# Most cross-gen games will have cross-gen season passes for DLC, it turns out



## Ares (Nov 23, 2009)

*Most cross-gen games will have cross-gen season passes for DLC, it turns out*

Earlier today, Activision announced that if you purchase a season pass for Call of Duty: Ghosts DLC on Xbox 360 or PS3, you will be able to transfer those licenses to their successors if you upgrade at some point and also buy the game again. Then DICE announced an identical plan for Battlefield 4. And now Microsoft says these cross-gen passes will be standard for many, if not most or all, cross-gen titles.



Dubbing this concept the “Season Pass Guarantee program,” they say that if you buy a season pass for “participating” Xbox 360 games you will get one for Xbox One as well, though you’ll need a fresh copy of the game to use it should the opportunity arise.

Microsoft also says that Activision, EA and Ubisoft are all going to be doing this. Those publishers are pulling most of the wight on cross-gen. Square Enix and Bethesda are the only other core publishers with cross-gen games, but they don’t do season passes and so their exclusion shouldn’t be considered alarming.

The chances of any given person actually needing to do this are pretty small, but it’s good that they would avoid this roadblock. 

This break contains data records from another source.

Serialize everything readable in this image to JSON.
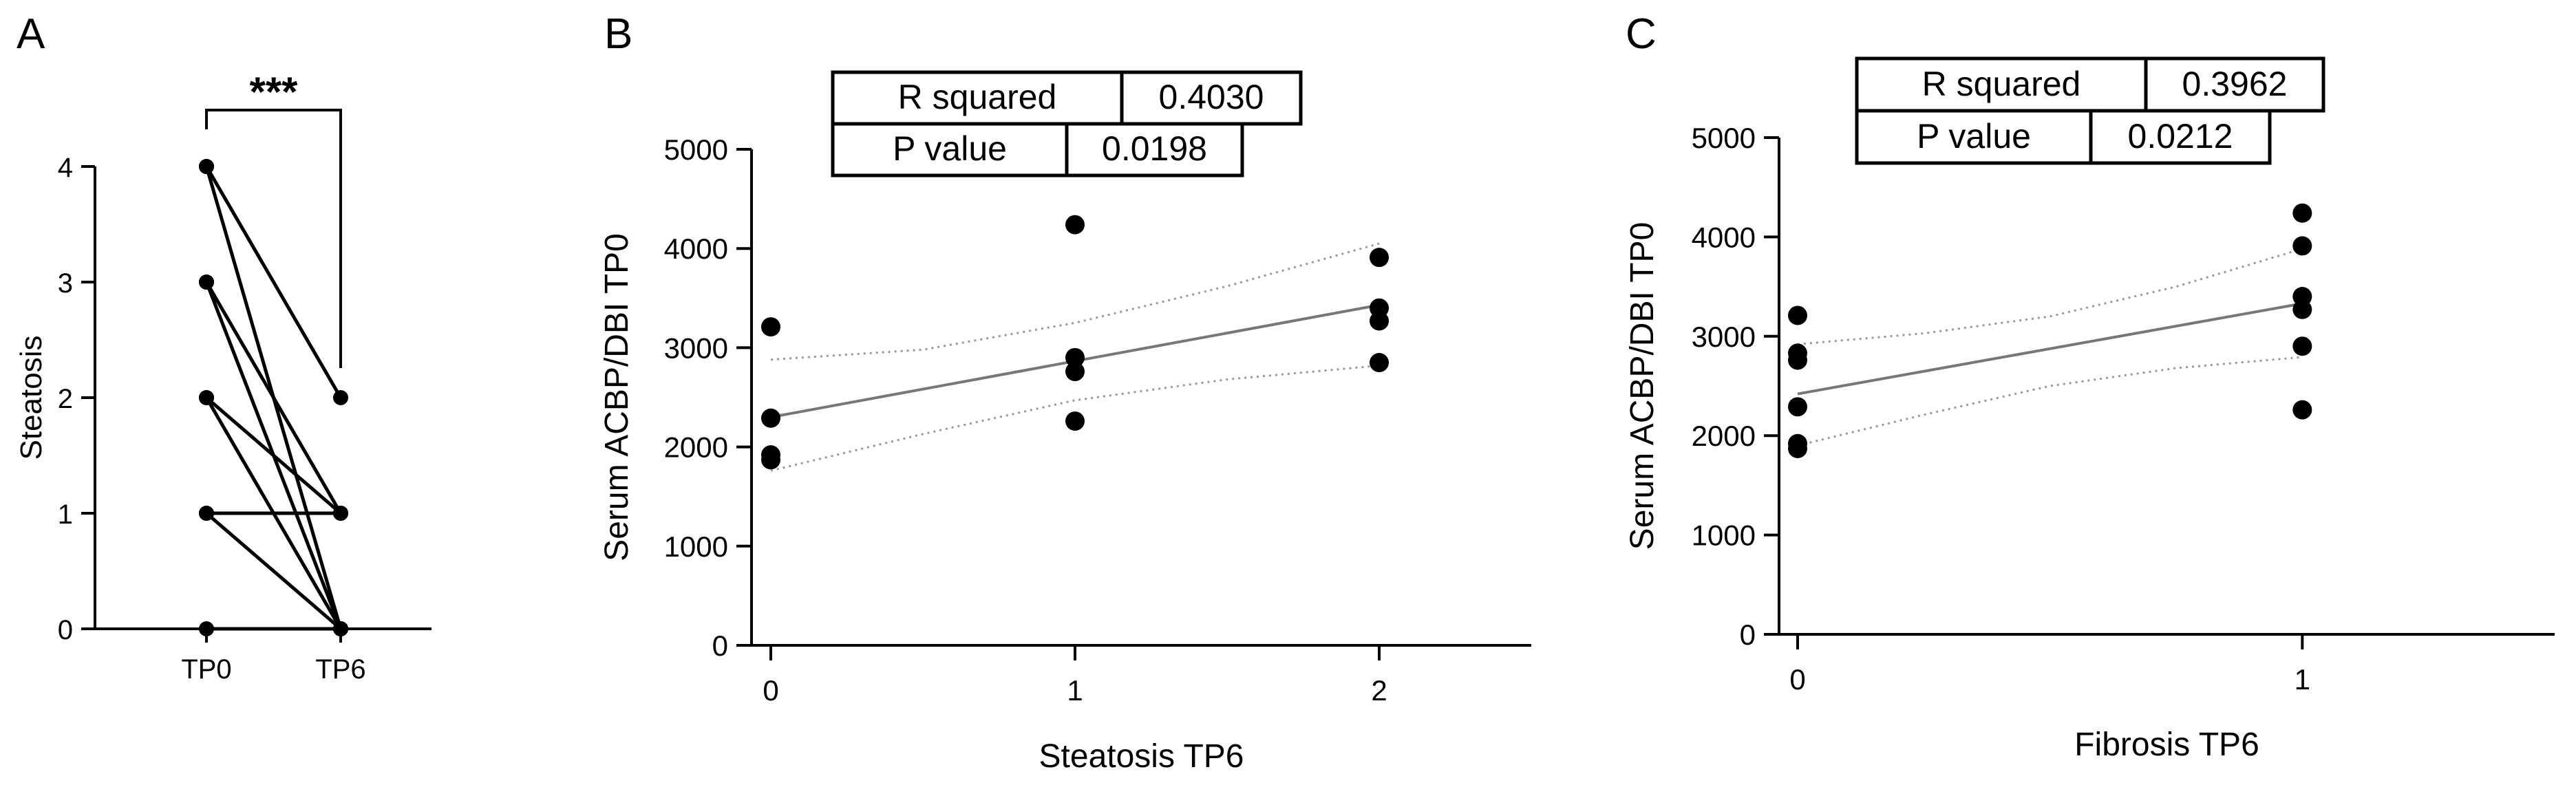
{
  "panels": {
    "a": {
      "letter": "A"
    },
    "b": {
      "letter": "B"
    },
    "c": {
      "letter": "C"
    }
  },
  "chart_data": [
    {
      "id": "a",
      "type": "line",
      "subtype": "paired-before-after",
      "title": "",
      "xlabel": "",
      "ylabel": "Steatosis",
      "categories": [
        "TP0",
        "TP6"
      ],
      "ylim": [
        0,
        4
      ],
      "yticks": [
        "0",
        "1",
        "2",
        "3",
        "4"
      ],
      "significance": "***",
      "pairs": [
        [
          4,
          2
        ],
        [
          4,
          0
        ],
        [
          3,
          1
        ],
        [
          3,
          0
        ],
        [
          2,
          1
        ],
        [
          2,
          0
        ],
        [
          1,
          1
        ],
        [
          1,
          0
        ],
        [
          0,
          0
        ]
      ],
      "colors": {
        "line": "#000000",
        "marker": "#000000"
      }
    },
    {
      "id": "b",
      "type": "scatter",
      "subtype": "linear-regression-with-95ci",
      "title": "",
      "xlabel": "Steatosis TP6",
      "ylabel": "Serum ACBP/DBI TP0",
      "xlim": [
        0,
        2.5
      ],
      "ylim": [
        0,
        5000
      ],
      "xticks": [
        "0",
        "1",
        "2"
      ],
      "yticks": [
        "0",
        "1000",
        "2000",
        "3000",
        "4000",
        "5000"
      ],
      "points": [
        [
          0,
          3210
        ],
        [
          0,
          2290
        ],
        [
          0,
          1920
        ],
        [
          0,
          1870
        ],
        [
          1,
          4240
        ],
        [
          1,
          2900
        ],
        [
          1,
          2760
        ],
        [
          1,
          2260
        ],
        [
          2,
          3910
        ],
        [
          2,
          3400
        ],
        [
          2,
          3270
        ],
        [
          2,
          2850
        ]
      ],
      "fit": {
        "x0": 0,
        "y0": 2300,
        "x1": 2,
        "y1": 3430
      },
      "ci_lower": [
        [
          0,
          1760
        ],
        [
          0.5,
          2130
        ],
        [
          1,
          2470
        ],
        [
          1.5,
          2680
        ],
        [
          2,
          2820
        ]
      ],
      "ci_upper": [
        [
          0,
          2880
        ],
        [
          0.5,
          2980
        ],
        [
          1,
          3250
        ],
        [
          1.5,
          3620
        ],
        [
          2,
          4050
        ]
      ],
      "stats": [
        {
          "label": "R squared",
          "value": "0.4030"
        },
        {
          "label": "P value",
          "value": "0.0198"
        }
      ],
      "colors": {
        "marker": "#000000",
        "fit": "#777777",
        "ci": "#999999"
      }
    },
    {
      "id": "c",
      "type": "scatter",
      "subtype": "linear-regression-with-95ci",
      "title": "",
      "xlabel": "Fibrosis TP6",
      "ylabel": "Serum ACBP/DBI TP0",
      "xlim": [
        0,
        1.5
      ],
      "ylim": [
        0,
        5000
      ],
      "xticks": [
        "0",
        "1"
      ],
      "yticks": [
        "0",
        "1000",
        "2000",
        "3000",
        "4000",
        "5000"
      ],
      "points": [
        [
          0,
          3210
        ],
        [
          0,
          2830
        ],
        [
          0,
          2760
        ],
        [
          0,
          2290
        ],
        [
          0,
          1920
        ],
        [
          0,
          1870
        ],
        [
          1,
          4240
        ],
        [
          1,
          3910
        ],
        [
          1,
          3400
        ],
        [
          1,
          3270
        ],
        [
          1,
          2900
        ],
        [
          1,
          2260
        ]
      ],
      "fit": {
        "x0": 0,
        "y0": 2420,
        "x1": 1,
        "y1": 3330
      },
      "ci_lower": [
        [
          0,
          1900
        ],
        [
          0.25,
          2210
        ],
        [
          0.5,
          2500
        ],
        [
          0.75,
          2680
        ],
        [
          1,
          2790
        ]
      ],
      "ci_upper": [
        [
          0,
          2920
        ],
        [
          0.25,
          3030
        ],
        [
          0.5,
          3200
        ],
        [
          0.75,
          3500
        ],
        [
          1,
          3880
        ]
      ],
      "stats": [
        {
          "label": "R squared",
          "value": "0.3962"
        },
        {
          "label": "P value",
          "value": "0.0212"
        }
      ],
      "colors": {
        "marker": "#000000",
        "fit": "#777777",
        "ci": "#999999"
      }
    }
  ]
}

Given that the Battlefield 4 announcement of this deal made specific mention of this offer also being good for moving from PS3 to PS4, it’s probably safe to assume this will be a standard practice on that side of the war as well.

Source: VG24/7


----------



## DjPerfectTrip (Jul 7, 2012)

Ares said:


> *
> The chances of any given person actually needing to do this are pretty small, but it’s good that they would avoid this roadblock.
> *


*
This +1. I suppose it is possible, but like you said it'll probably be few and far in between where this will need to get used.*


----------